Early in the history of the universe, giant luminous black holes, called active galactic nuclei, were often much brighter and more energetic than they are now, and star formation was also livelier then.
"At that epoch, galaxies were forming stars 10 times more rapidly than they are today on average, study author James Bock at NASA's Jet Propulsion Laboratory in Pasadena, Calif., said.
"Many of these galaxies are incredibly luminous, more than 1,000 times brighter than our Milky Way," he said in a JPL release Wednesday.
Star formation dropped off in galaxies with the most energetic central black holes consuming the most gas, researchers said.
Inflows of gas fuel both new stars and supermassive black holes, they said, but feed a black hole too much and it starts spewing radiation into the galaxy that prevents raw material from coalescing into new stars.

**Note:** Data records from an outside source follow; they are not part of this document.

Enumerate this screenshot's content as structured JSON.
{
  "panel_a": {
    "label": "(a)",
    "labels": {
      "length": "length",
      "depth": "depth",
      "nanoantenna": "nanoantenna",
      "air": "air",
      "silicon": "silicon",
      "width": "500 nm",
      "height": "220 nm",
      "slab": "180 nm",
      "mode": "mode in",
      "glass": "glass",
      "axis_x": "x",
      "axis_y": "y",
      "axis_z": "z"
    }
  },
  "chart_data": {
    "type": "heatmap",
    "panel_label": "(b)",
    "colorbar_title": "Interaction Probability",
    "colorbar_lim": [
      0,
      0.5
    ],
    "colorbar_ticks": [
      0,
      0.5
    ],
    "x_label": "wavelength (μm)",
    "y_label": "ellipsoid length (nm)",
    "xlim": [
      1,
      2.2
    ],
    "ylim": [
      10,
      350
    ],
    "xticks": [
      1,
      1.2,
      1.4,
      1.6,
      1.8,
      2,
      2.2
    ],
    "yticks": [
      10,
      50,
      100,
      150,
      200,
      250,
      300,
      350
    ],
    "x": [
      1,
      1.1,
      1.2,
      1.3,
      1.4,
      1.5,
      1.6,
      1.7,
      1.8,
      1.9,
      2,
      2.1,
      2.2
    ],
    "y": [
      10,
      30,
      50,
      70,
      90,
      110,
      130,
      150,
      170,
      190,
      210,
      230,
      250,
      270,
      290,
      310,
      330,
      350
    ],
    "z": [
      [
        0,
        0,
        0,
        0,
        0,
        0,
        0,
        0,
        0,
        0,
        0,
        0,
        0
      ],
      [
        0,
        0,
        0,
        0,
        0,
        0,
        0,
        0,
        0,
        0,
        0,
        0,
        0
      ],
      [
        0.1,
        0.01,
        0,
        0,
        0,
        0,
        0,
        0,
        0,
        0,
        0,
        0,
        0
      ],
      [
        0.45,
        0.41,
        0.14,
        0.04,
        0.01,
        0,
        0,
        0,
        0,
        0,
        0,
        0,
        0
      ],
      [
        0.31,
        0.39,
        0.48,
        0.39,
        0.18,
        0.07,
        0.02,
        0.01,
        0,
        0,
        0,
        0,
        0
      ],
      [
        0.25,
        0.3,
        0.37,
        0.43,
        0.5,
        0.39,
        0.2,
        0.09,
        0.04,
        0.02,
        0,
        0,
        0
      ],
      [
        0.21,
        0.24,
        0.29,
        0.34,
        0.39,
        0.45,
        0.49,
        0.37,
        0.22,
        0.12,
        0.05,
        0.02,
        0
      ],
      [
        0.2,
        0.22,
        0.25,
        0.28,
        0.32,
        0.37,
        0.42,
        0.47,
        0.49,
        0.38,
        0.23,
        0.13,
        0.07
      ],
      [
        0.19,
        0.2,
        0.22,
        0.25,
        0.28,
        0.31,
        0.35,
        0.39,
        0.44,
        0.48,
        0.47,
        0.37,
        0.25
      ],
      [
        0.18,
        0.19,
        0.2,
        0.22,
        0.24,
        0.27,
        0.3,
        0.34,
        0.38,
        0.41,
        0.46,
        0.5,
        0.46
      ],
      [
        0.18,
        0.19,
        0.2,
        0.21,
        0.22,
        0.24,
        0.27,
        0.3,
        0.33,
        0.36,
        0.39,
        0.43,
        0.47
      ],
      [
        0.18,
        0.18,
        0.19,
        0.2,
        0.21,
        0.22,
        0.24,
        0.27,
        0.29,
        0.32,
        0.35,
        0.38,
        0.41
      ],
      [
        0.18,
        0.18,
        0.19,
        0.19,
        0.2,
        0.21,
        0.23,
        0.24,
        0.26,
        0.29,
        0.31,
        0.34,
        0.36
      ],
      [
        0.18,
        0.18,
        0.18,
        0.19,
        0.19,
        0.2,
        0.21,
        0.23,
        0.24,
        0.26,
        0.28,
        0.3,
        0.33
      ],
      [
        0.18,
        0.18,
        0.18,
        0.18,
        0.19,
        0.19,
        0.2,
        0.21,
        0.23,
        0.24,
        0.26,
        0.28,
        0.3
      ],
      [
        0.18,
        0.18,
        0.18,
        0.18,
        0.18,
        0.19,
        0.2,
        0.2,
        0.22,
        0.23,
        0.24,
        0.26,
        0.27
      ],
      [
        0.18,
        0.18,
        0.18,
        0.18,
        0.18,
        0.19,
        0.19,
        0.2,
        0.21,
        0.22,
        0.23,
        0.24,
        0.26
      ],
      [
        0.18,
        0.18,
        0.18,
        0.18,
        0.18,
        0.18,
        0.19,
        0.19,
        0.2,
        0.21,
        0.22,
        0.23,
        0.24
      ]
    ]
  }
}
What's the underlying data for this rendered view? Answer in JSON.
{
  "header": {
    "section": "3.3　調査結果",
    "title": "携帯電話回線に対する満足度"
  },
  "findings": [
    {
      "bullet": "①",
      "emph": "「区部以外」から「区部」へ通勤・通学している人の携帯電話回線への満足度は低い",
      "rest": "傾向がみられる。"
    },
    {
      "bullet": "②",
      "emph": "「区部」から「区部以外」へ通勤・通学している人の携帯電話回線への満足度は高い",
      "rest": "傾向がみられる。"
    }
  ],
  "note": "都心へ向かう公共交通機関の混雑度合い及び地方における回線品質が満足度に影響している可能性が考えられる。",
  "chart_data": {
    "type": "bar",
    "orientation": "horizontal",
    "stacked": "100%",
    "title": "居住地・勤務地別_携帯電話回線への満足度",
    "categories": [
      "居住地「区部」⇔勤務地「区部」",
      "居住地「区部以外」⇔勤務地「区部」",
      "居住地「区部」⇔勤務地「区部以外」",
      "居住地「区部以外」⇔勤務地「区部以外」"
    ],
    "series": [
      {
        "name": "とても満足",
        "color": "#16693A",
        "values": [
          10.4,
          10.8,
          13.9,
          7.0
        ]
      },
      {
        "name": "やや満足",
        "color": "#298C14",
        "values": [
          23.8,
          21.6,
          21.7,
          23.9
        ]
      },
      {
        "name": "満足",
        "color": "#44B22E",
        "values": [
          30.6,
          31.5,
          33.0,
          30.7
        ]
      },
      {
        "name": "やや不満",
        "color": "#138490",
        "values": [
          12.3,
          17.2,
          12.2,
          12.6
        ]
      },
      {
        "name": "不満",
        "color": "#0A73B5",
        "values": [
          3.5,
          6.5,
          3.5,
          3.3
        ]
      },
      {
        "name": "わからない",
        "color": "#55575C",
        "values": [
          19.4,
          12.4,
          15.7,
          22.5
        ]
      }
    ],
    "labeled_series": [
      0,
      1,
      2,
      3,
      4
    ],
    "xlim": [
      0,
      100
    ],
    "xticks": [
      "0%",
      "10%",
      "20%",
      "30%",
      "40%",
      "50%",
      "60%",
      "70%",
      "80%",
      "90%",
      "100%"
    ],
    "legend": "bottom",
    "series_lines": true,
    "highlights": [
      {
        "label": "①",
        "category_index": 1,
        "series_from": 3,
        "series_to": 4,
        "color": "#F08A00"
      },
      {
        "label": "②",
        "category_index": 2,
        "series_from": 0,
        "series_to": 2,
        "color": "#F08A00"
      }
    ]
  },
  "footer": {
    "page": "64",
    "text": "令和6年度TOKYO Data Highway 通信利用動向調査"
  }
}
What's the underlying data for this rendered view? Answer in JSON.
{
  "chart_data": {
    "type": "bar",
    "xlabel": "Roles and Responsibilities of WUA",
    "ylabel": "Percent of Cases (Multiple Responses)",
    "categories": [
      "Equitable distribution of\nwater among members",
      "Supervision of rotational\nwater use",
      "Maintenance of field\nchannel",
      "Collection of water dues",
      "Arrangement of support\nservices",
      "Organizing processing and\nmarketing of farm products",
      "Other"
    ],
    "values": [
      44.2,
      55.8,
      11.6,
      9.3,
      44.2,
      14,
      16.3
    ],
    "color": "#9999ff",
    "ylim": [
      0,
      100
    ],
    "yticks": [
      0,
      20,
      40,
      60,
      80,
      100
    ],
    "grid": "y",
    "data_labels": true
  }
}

"Now that we see the relationship between active supermassive black holes and star formation, we want to know more about how this process works," said Bill Danchi, Herschel program scientist at NASA Headquarters in Washington. "Does star formation get disrupted from the beginning with the formation of the brightest galaxies of this type, or do all active black holes eventually shut off star formation, and energetic ones do this more quickly than less active ones?"